- Henry Diltz took the photograph of America at one of the guest houses at Caribou Ranch (now closed since a fire in 1984) in Nederland, Colorado

Studio album by America
- Released: 9 April 1976
- Recorded: February 16–28, 1976
- Studio: Caribou Ranch, Nederland, Colorado
- Genre: Folk rock; pop rock;
- Length: 39:59
- Label: Warner Bros.
- Producer: George Martin

America chronology
| History: America's Greatest Hits (1975) | Hideaway (1976) | Harbor (1977) |

Singles from Hideaway
- "Today's the Day" Released: April 1976; "Amber Cascades" Released: August 1976; "She's a Liar" Released: November 1976;

= Hideaway (America album) =

Hideaway is the sixth studio album by American folk rock trio America, released by Warner Bros. Records in April 1976. The album was produced by George Martin, the fourth of six consecutive studio albums he produced for America.

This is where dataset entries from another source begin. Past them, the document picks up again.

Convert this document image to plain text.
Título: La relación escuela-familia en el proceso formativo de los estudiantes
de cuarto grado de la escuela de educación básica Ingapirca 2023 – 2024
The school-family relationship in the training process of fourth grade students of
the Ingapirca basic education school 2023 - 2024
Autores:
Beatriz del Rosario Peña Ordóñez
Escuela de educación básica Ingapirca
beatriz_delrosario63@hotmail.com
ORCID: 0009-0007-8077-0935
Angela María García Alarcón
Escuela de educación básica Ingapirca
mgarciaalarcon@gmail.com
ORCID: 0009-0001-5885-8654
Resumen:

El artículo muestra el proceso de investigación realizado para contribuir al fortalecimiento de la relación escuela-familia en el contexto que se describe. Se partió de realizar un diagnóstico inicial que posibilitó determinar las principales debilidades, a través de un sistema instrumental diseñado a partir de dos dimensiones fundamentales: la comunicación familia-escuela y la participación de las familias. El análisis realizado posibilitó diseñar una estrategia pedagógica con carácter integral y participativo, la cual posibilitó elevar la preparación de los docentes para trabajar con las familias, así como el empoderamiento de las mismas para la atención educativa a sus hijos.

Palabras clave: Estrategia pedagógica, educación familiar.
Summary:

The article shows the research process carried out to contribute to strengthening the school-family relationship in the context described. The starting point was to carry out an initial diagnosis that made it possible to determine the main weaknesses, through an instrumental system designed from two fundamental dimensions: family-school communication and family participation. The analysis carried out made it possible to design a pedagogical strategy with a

It was recorded at Caribou Ranch in Colorado in February 1976, with the album cover and inner sleeve photos reflecting the wintry environment. Deciding that they needed a contrast, the group recorded its next album Harbor in Hawaii.

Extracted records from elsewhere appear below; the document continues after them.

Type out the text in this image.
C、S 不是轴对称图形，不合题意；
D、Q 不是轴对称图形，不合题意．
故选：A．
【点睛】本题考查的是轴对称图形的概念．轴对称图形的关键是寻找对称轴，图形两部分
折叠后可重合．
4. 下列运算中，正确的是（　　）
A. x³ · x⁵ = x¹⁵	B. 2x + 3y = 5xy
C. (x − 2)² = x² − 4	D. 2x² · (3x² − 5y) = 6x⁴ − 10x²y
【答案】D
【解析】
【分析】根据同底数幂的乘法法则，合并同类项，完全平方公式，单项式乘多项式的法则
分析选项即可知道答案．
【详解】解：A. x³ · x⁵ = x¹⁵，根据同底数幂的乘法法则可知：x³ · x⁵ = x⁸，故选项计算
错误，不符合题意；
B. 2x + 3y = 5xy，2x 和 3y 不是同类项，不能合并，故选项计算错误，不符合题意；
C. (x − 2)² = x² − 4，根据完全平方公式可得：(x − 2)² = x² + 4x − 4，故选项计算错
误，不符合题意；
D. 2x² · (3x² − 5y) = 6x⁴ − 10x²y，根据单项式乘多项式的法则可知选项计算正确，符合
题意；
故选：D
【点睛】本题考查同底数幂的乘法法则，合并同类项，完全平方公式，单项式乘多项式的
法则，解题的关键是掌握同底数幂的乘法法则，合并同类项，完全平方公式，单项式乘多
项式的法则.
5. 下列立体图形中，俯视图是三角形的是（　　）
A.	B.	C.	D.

This album was a hit in the US, peaking at number 11 on the Billboard album chart and being certified Gold by the RIAA. It produced two hit singles: "Today's the Day", which reached 23 on the Billboard singles chart and went all the way to number 1 on the adult contemporary chart for two weeks; and "Amber Cascades", which peaked at 75 on the Billboard singles chart and hit number 17 on the Adult Contemporary chart. Several other songs received airplay on FM stations playing album tracks, including "Jet Boy Blue", "Watership Down", "Don't Let It Get You Down", and "Lovely Night".

Professional ratings
Review scores
| Source | Rating |
| AllMusic | Star |
| The Rolling Stone Album Guide | Star |

==Track listing==

| No. | Title | Writer(s) | Length |
|---|---|---|---|
| 1. | "Lovely Night" | Gerry Beckley | 2:32 |
| 2. | "Amber Cascades" | Dewey Bunnell | 2:50 |
| 3. | "Don't Let It Get You Down" | Bunnell | 2:58 |
| 4. | "Can't You See" | Dan Peek | 2:22 |
| 5. | "Watership Down" | Beckley | 4:58 |
| 6. | "She's Beside You" | D. Peek | 2:58 |
| 7. | "Hideaway Part I" | Bunnell | 1:30 |
| 8. | "She's a Liar" | Beckley | 3:28 |
| 9. | "Letter" | Bunnell | 3:05 |
| 10. | "Today's the Day" | D. Peek | 3:15 |
| 11. | "Jet Boy Blue" | D. Peek, Catherine Peek | 3:21 |
| 12. | "Who Loves You" | Beckley | 4:33 |
| 13. | "Hideaway Part II" | Bunnell | 2:03 |

==Personnel==
- America
- Dewey Bunnell – guitar, lead and backing vocals
- Gerry Beckley – guitar, lead and backing vocals, keyboard
- Dan Peek – guitar, banjo, lead and backing vocals, keyboard
with:
- David Dickey – bass guitar
- Willie Leacox – drums, percussion
- George Martin – piano on "She's Beside You" and "Hideaway Part I"

==Charts==

===Weekly charts===

| Chart (1976) | Peak position |
|---|---|
| Australian Albums (Kent Music Report) | 12 |
| Canada Top Albums/CDs (RPM) | 10 |
| Japanese Albums (Oricon) | 62 |
| New Zealand Albums (RMNZ) | 12 |
| Swedish Albums (Sverigetopplistan) | 48 |
| US Billboard 200 | 11 |

===Year-end charts===

| Chart (1976) | Position |
|---|---|
| Canada Top Albums/CDs (RPM) | 75 |

== Certifications ==

| Region | Certification | Certified units/sales |
| United States (RIAA) | Gold | 500,000^{^} |
^{^} Shipments figures based on certification alone.